Search code examples
pythonmachine-learningtensorflowcross-entropy

Calculating Cross Entropy in TensorFlow


I am having a hard time with calculating cross entropy in tensorflow. In particular, I am using the function:

tf.nn.softmax_cross_entropy_with_logits()

Using what is seemingly simple code, I can only get it to return a zero

import tensorflow as tf
import numpy as np

sess = tf.InteractiveSession()

a = tf.placeholder(tf.float32, shape =[None, 1])
b = tf.placeholder(tf.float32, shape = [None, 1])
sess.run(tf.global_variables_initializer())
c = tf.nn.softmax_cross_entropy_with_logits(
    logits=b, labels=a
).eval(feed_dict={b:np.array([[0.45]]), a:np.array([[0.2]])})
print c

returns

0

My understanding of cross entropy is as follows:

H(p,q) = p(x)*log(q(x))

Where p(x) is the true probability of event x and q(x) is the predicted probability of event x.

There if input any two numbers for p(x) and q(x) are used such that

0<p(x)<1 AND 0<q(x)<1

there should be a nonzero cross entropy. I am expecting that I am using tensorflow incorrectly. Thanks in advance for any help.


Solution

  • Like they say, you can't spell "softmax_cross_entropy_with_logits" without "softmax". Softmax of [0.45] is [1], and log(1) is 0.

    Measures the probability error in discrete classification tasks in which the classes are mutually exclusive (each entry is in exactly one class). For example, each CIFAR-10 image is labeled with one and only one label: an image can be a dog or a truck, but not both.

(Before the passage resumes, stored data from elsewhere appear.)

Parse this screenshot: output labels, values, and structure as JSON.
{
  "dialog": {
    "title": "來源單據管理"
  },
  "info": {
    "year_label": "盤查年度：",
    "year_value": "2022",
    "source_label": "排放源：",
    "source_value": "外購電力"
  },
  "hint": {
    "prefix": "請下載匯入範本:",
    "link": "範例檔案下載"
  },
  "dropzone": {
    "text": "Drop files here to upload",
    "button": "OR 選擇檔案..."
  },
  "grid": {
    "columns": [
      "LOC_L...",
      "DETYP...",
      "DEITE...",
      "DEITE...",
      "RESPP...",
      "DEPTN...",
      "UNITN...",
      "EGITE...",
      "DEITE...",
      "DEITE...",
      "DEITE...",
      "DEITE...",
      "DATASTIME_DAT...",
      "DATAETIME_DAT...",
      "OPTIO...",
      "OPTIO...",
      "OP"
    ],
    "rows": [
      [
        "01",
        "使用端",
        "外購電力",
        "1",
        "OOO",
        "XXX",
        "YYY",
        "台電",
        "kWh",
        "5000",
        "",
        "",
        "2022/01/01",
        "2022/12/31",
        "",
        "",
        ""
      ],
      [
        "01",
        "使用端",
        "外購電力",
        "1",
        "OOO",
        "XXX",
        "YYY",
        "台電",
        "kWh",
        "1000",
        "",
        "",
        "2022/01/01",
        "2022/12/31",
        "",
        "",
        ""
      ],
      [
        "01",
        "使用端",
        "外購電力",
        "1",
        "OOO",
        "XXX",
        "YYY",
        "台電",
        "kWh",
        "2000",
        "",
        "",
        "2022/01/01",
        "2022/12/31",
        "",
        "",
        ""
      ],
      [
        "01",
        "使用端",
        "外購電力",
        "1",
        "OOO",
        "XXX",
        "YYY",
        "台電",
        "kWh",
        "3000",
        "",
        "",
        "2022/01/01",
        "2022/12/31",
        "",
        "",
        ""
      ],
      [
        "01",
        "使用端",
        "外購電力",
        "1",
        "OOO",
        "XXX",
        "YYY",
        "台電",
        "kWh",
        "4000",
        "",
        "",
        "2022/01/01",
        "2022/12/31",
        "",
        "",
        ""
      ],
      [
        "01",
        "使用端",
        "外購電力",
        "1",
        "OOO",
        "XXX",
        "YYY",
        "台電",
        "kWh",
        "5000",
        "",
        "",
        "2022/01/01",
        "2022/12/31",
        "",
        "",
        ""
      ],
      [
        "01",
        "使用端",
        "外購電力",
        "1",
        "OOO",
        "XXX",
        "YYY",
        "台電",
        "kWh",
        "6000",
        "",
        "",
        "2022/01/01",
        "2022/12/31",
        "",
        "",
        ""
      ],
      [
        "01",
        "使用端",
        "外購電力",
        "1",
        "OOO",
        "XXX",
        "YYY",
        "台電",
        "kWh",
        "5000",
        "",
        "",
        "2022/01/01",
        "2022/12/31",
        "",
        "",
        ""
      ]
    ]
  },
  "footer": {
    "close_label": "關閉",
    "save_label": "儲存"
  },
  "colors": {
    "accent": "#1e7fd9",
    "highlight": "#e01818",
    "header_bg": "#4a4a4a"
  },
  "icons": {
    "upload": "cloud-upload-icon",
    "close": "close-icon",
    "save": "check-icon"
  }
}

    NOTE: While the classes are mutually exclusive, their probabilities need not be. All that is required is that each row of labels is a valid probability distribution. If they are not, the computation of the gradient will be incorrect.

    If using exclusive labels (wherein one and only one class is true at a time), see sparse_softmax_cross_entropy_with_logits.

    WARNING: This op expects unscaled logits, since it performs a softmax on logits internally for efficiency. Do not call this op with the output of softmax, as it will produce incorrect results.

    logits and labels must have the same shape [batch_size, num_classes] and the same dtype (either float16, float32, or float64).